Buy in the UK | Buy in Canada

This is a book of two halves. The first 172 pages are concerned with events which occurred in the life of 16 year old Paul Christopher in Berlin in the summer of 1939. Paul and his parents, Hubbard, a maverick American writer and Lori, a German Baroness, are the objects of incessant harassment from the Nazi authorities. When Paul falls in love with the daughter of a Jewish doctor his, and their, situation becomes even more perilous. Chief among their persecutors is SS Officer Stutzer. The second half on the book opens in 1959 with Paul, now a CIA agent, recognising Stutzer, astonishingly still alive, and starting a long process of tracking him down.

If the book is one of two very distinct halves in terms of narrative and time-frame, it is also one of two very distinct halves in terms of quality. The first half is quite astonishingly good. I have not so far in my RTE reviewing career been generous with superlatives but the first half of CHRISTOPHER'S GHOSTS deserves every single one that could be thrown at it. The writing is of a marvellous beauty and it is by turns evocative, moving, chilling, erotic, gripping, horrifying. There is something very Proustian about the opening when Paul first spies his love in the Tiergarten. The story of their love affair succeeds - a very rare combination - in being both genuinely convincing and erotic. It is of course doomed; they know it is doomed, the reader knows it is doomed, but both we and they keep hope alive. McCarry's account of Nazi interrogation techniques break through this idyll with a horrible force and are truly shocking while never descending to exploitation. Every single character is drawn with precision and their voices - for in this first half other narrative voices are used - are compelling. Paul, Alexa, Hubbard, Lori, Stutzer, O.J (Paul's godfather and American diplomat), Paulus (Paul's German uncle) and his wife Hilde, all are rich and fascinating. Landscapes are drawn with precision and grace. And through all this the narrative grips like a vice - one is torn between a compulsion to read on and a wish to put the book down so that the inevitable cataclysm will not descend; but when it does it is with an image of quite mesmerising beauty.
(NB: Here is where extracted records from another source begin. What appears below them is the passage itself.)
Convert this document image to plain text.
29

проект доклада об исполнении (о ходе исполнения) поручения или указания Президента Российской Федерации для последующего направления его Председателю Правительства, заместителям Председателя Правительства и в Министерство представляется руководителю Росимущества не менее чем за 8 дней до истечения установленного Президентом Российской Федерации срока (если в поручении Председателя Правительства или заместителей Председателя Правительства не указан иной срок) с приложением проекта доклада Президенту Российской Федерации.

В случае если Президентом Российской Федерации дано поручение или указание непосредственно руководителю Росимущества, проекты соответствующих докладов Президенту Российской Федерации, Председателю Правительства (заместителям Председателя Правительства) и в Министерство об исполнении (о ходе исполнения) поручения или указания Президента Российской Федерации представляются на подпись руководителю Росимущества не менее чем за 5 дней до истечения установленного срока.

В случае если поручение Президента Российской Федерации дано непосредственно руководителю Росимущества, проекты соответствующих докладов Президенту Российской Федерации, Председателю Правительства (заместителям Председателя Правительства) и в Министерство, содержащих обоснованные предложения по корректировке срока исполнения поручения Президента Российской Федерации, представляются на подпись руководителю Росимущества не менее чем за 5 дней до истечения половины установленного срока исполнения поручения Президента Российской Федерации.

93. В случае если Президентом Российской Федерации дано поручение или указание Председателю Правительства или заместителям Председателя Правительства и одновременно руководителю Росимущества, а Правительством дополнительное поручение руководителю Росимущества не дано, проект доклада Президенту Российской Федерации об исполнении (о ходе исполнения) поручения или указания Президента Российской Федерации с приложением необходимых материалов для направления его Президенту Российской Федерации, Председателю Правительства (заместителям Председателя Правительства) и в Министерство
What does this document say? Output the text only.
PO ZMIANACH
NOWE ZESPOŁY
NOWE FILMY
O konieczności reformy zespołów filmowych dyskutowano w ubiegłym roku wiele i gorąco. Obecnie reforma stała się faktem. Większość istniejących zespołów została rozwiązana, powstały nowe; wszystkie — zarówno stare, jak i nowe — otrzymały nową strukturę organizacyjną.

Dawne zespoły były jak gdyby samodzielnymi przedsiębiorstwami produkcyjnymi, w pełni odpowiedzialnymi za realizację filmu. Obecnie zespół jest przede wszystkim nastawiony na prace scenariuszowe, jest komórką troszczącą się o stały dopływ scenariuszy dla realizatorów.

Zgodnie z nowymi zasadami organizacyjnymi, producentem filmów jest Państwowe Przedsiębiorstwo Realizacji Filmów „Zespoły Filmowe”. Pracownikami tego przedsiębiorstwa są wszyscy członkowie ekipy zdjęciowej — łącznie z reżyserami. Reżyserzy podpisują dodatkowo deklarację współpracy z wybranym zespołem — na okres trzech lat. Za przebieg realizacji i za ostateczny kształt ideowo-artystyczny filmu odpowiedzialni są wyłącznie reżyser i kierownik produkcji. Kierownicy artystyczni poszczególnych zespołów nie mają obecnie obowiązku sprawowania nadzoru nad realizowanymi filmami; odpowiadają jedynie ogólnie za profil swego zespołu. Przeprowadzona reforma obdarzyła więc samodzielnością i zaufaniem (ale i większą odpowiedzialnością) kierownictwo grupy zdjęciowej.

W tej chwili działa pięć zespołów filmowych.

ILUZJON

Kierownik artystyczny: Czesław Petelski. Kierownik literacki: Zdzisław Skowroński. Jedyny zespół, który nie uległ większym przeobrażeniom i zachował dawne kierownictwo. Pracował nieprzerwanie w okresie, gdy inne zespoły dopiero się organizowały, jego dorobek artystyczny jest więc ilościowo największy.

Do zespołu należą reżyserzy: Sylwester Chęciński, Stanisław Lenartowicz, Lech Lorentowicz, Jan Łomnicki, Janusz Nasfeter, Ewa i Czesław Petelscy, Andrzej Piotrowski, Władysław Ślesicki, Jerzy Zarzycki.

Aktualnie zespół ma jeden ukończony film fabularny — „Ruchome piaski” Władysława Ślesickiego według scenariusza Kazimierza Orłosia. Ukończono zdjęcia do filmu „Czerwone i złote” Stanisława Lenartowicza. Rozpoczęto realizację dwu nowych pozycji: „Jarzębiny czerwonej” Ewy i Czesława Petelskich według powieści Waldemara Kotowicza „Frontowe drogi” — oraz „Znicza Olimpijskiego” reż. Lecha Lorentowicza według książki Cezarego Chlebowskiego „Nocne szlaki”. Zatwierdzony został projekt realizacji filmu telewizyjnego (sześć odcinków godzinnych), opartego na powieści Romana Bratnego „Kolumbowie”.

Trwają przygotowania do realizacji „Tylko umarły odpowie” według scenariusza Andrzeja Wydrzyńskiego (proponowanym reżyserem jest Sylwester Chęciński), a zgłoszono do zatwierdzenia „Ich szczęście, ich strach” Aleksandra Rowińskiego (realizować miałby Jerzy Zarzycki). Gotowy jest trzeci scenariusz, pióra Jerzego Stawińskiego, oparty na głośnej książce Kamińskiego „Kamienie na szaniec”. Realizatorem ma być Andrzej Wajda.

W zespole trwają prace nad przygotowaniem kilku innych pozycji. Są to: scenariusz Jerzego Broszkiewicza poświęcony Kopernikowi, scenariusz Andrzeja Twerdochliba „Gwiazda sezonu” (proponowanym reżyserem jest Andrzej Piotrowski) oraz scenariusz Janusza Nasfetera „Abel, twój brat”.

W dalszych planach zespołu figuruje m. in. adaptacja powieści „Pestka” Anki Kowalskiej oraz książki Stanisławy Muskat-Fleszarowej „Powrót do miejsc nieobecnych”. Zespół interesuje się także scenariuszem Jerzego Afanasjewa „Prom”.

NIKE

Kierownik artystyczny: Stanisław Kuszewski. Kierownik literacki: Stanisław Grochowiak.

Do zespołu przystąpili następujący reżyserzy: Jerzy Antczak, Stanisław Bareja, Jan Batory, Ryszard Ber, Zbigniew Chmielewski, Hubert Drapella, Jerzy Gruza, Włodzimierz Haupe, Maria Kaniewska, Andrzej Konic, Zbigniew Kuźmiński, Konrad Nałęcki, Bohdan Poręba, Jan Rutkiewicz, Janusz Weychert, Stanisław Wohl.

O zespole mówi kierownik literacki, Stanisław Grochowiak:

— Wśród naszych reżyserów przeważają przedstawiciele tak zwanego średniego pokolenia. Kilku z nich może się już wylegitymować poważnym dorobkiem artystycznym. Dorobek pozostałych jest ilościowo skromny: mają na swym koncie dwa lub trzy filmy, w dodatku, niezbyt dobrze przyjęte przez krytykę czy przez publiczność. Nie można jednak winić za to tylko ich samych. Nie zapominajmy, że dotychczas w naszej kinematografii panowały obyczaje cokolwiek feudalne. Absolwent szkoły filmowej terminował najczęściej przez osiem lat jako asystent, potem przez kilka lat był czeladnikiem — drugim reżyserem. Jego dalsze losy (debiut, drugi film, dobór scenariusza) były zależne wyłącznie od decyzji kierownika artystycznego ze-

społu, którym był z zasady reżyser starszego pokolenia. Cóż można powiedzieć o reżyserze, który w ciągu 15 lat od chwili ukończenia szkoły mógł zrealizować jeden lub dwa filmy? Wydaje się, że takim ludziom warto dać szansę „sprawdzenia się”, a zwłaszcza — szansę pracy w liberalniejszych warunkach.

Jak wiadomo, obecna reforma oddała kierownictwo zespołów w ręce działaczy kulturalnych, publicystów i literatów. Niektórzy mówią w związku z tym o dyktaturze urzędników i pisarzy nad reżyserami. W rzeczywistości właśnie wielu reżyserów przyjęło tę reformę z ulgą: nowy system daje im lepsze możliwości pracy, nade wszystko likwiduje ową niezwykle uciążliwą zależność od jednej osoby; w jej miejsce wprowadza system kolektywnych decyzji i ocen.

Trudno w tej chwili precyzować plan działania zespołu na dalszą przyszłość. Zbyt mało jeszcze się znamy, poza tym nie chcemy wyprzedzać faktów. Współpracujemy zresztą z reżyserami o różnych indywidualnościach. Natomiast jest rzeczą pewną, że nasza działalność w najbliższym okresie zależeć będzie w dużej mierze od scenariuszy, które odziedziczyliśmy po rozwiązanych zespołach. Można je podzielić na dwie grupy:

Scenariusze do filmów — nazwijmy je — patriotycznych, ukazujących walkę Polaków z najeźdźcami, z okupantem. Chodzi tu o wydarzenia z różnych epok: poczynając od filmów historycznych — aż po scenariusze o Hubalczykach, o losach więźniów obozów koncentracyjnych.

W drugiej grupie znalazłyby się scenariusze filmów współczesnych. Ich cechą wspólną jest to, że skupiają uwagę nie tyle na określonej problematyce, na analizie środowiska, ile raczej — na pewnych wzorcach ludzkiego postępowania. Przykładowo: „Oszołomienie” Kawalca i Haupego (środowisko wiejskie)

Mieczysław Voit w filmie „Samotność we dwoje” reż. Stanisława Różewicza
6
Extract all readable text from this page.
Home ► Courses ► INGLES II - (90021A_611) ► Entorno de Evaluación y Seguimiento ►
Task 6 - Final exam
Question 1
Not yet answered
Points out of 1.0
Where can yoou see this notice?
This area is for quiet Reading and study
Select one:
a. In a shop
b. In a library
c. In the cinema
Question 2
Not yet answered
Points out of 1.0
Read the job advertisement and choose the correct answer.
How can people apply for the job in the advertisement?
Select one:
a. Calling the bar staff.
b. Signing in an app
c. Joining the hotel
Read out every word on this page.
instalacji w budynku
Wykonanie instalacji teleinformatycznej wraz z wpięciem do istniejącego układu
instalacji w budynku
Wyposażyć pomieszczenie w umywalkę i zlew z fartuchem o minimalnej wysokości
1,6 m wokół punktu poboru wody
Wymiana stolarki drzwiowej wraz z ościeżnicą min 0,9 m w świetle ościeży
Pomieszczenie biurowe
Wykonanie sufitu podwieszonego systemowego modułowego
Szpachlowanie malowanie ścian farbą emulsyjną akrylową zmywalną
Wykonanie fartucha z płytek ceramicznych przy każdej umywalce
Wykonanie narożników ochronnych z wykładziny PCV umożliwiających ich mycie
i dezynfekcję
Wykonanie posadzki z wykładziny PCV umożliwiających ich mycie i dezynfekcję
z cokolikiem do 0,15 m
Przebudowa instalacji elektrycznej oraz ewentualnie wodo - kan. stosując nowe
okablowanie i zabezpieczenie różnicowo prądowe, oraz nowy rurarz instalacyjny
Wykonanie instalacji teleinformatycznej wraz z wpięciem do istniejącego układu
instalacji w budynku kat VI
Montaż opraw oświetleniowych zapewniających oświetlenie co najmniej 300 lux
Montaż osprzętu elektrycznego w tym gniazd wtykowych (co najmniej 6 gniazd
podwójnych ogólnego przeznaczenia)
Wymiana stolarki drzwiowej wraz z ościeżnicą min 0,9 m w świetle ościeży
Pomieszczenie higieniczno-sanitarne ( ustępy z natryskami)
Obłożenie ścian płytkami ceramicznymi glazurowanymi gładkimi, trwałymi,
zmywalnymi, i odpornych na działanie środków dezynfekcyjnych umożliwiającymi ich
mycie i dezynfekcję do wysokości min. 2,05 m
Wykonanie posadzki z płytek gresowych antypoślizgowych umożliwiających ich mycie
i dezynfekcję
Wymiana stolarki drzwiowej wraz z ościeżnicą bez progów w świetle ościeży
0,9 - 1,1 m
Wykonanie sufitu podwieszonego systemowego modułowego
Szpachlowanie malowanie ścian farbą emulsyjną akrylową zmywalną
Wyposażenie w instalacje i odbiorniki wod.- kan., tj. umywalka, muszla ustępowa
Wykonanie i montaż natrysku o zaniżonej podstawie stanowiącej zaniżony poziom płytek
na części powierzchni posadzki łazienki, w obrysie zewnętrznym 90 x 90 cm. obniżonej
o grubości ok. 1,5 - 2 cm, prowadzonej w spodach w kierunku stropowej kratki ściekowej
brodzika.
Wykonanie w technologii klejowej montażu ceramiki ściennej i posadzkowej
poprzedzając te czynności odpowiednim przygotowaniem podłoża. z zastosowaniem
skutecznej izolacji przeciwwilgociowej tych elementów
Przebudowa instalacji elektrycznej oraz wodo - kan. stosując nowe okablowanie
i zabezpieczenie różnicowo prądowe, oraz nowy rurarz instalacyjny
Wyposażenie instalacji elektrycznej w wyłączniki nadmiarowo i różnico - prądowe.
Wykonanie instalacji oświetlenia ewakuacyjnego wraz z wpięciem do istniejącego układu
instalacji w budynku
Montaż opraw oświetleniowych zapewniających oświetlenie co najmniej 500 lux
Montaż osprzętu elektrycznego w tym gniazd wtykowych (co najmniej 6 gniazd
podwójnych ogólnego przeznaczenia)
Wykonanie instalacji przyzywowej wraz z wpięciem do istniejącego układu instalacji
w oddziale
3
Sadly, perhaps inevitably, the second half of the book does not live up to the first. This is a much more conventional spy thriller with Christopher now as a somewhat enigmatic CIA agent driven by the demons of his past. There are few LeCarrean ambiguities here - the CIA are basically the good eyes combatting the evil Reds. There is still some magnificent writing and the narrative lines are strong but the variety and richness of the first half of the book are gone. We have only one narrative voice and that is Christopher's. It is of course part of the book's essential design that 'Paul' disappears. He was a figure of adolescence, destroyed by the events of 1939, and is buried deep within 'Christopher', the adult figure, emotions and feelings locked away. This is a strong conceit but it is not perhaps allowed sufficient room to breath and only emerges in full flight in the book's very last sentences. It also means that McCarry has to make the second half of the book quite different from the first - the colour went out of Paul's world in 1939 and cannot be brought back. One appreciates the artistic design, but it does mean the book's two halves vary substantially in terms of the quality of the writing. Much more problematically the moral world of good versus evil which so aptly describes the situation in 1939 transmits more than a little uneasily to that of the Cold War, not to mention the Arab-Israeli conflict which is intruded on the narrative.

So a book of two halves. But such is the beauty ,precision, elegance, and power of the first half that I would unhesitatingly give this book the highest recommendation - you will get 172 pages which are certainly the best I have read for this site to date. I must however observe that these pages are in no sense a mystery; they are not even a 'spy novel' or 'thriller' (though the second half might fall under either description). This is not to detract from their quality but to point out that this book does not 'transcend' any genre because it is genreless. Whatever the category however - read it!